New neuroprotective and neuroregenerative compounds for Parkinson`s disease – ANTIPARK

Around 150.000 people in France are affected by Parkinson’s disease (PD) and 10.000 new cases are diagnosed every year. This is the 2nd motor handicap after cerebral vascular breakdown. PD is characterized by the loss of dopaminergic neurons in the substantia nigra pars compacta. PD is determined at the clinical level by severe motor symptoms. Except in a few cases where PD is from familial origin, PD is sporadic and due to several factors: mitochondrial dysfunction, oxidative stress or proteasome deficiency are among other postulated causes to rationalize at molecular level the Parkinson symptoms. These symptoms can be partially improved by therapeutical agents that replace or modify the deficient neurotransmitter catabolism, dopamine. However the treatments are unable to slow down the disease progression and often induce undesired secondary effects in a long term. New therapies are thus necessary to preserve dopaminergic neurons and to stimulate their activity and to slow down or stopp the progression of PD. Several neurotrophines playing a role in the development and the survival of neurons have shown a protective effect against cellular death in different in vitro and in vivo models of PD. Even though a beneficial effect of neurotrophines administration has been observed their use is limited due to their high molecular weights and their protein nature that are responsible for their short half-life and low ability to cross the brain-blood-barrier (BBB) implying repeated intra-cranial administration.

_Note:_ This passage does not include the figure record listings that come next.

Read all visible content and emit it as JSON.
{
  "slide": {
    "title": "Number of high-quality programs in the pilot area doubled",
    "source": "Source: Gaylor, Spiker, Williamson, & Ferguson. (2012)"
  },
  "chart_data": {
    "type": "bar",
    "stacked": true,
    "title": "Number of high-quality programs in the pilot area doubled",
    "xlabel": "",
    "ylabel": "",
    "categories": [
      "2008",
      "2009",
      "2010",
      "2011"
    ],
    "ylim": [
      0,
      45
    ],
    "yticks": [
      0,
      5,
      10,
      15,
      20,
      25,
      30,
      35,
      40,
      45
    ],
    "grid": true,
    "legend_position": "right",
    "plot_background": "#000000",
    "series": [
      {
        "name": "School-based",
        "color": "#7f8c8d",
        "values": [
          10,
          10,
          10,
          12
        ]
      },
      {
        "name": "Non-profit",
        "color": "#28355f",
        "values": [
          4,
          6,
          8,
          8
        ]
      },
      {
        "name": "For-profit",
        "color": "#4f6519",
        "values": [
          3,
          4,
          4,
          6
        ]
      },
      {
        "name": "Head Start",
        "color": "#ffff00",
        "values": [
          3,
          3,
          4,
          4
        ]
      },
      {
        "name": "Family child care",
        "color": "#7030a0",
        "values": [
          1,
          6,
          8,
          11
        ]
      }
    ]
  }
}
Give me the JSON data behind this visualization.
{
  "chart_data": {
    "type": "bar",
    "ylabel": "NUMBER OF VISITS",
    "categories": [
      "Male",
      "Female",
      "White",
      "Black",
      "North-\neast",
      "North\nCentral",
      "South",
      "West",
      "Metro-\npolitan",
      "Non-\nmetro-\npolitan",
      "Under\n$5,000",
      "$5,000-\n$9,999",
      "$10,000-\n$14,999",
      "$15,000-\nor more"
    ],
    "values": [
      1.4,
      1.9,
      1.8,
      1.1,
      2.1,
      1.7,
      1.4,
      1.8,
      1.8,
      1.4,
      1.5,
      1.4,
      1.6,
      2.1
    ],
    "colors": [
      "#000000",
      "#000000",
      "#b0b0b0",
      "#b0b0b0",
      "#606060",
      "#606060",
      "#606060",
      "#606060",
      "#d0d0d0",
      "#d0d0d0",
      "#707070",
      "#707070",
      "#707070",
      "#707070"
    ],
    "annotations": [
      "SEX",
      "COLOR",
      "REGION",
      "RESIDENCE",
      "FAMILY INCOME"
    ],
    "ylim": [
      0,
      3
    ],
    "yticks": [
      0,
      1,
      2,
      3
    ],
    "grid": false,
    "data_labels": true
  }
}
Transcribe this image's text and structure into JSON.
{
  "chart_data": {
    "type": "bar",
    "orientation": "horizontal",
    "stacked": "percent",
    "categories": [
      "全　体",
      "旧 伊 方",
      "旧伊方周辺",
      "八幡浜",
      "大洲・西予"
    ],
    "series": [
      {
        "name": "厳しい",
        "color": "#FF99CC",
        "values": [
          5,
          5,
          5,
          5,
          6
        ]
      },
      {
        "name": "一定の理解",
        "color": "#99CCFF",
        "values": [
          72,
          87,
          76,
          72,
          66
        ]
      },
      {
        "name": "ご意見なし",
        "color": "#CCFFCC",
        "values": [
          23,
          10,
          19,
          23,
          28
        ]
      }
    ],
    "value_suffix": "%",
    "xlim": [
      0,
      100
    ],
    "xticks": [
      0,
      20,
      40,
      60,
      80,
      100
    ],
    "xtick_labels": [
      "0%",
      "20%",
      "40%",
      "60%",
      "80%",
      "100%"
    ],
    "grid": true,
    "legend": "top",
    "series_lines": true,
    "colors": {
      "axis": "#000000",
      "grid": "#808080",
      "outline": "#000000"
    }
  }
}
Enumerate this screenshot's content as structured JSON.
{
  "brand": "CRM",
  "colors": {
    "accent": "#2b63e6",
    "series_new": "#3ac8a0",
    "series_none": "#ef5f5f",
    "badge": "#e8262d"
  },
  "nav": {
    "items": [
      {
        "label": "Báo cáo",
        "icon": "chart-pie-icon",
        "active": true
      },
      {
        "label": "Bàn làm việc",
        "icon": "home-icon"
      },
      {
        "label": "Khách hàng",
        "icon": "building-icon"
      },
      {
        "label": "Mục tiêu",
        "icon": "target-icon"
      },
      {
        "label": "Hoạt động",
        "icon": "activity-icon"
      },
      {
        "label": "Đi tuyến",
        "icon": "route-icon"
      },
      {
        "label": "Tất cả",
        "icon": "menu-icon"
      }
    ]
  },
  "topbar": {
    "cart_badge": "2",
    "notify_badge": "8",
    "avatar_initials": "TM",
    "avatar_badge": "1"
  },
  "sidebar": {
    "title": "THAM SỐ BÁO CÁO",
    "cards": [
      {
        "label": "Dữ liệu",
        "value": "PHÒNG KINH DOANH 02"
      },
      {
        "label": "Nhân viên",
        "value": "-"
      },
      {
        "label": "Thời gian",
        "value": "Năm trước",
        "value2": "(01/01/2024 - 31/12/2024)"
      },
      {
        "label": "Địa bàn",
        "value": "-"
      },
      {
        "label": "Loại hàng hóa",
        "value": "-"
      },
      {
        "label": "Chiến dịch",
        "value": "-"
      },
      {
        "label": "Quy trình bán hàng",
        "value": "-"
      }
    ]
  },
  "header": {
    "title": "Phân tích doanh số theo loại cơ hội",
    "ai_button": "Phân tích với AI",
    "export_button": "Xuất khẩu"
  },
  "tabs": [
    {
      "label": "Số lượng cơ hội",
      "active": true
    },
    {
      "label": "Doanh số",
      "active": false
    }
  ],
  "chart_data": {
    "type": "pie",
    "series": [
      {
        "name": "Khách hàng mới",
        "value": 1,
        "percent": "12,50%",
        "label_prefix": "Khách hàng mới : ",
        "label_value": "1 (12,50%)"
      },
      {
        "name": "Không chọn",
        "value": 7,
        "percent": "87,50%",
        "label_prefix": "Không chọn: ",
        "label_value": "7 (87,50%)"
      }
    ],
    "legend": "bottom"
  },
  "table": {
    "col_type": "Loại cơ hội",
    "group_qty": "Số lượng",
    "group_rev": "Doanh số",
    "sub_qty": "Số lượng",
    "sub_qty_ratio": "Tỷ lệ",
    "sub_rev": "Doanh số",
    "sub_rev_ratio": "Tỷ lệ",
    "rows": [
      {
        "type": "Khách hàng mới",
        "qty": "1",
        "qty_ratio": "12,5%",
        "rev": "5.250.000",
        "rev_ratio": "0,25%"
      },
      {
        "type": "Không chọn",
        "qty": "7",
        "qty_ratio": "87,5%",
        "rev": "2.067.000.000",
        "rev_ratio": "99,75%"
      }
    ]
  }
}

We propose to develop small molecules possessing similar effects than neurotrophines without showing pharmacological drawbacks facilitating their administration and biodisponibility. We shall study on animal models of PD the therapeutical activity of synthetic compounds that have been designed and prepared in our laboratories and that already showed neuroprotective and neuroregenerative in vitro activities on dopaminergic neurons in mesencephal rats embryos. We’ll study in vitro their mechanisms of action by checking their mitochondrial activity and the inhibition of monoamine oxydases. The in vivo study of our 3 leads will be performed after intra-peritoneal or oral administration on MPTP lesioned mice. We shall check first the BBB permeation of our compounds by detecting by mass spectrometry the active compound in the brain tissues after treatment of mice by the active compounds as a function of the administration route. The methode that will be used is based on HPLC-MS/MS, which is sensitive and specific since we will focus only the ion mass of the compound.
The 2nd step of the project is to evaluate the presence of the active compound and its influence on the messengers expression in different parts of the brain of non-lesioned mice after sacrifice, by mass spectrometry imagery via 2 complementary techniques : MALDI-TOF (Matrix-Assisted Laser Desorption Ionization Time-of-Flight) imagery and TOF-SIMS (Time of Flight-Secondary Ion Mass Spectrometry) imagery that are today making a break through in imagery due to their specificity, sensitivity and well adapted to a wide range of molecular weights compounds.
The 3d step of our project concerns the PET imagery (positons emission tomography) in small animals of our active compounds, using 6-hydroxydopamine lesioned rats. Indeed, PET imagery allows the quantification at a molecular level the in vivo biochemical modifications in a very specific and sensitive manner. Its use in living animals, and in particular rats en mice, is in a very active development.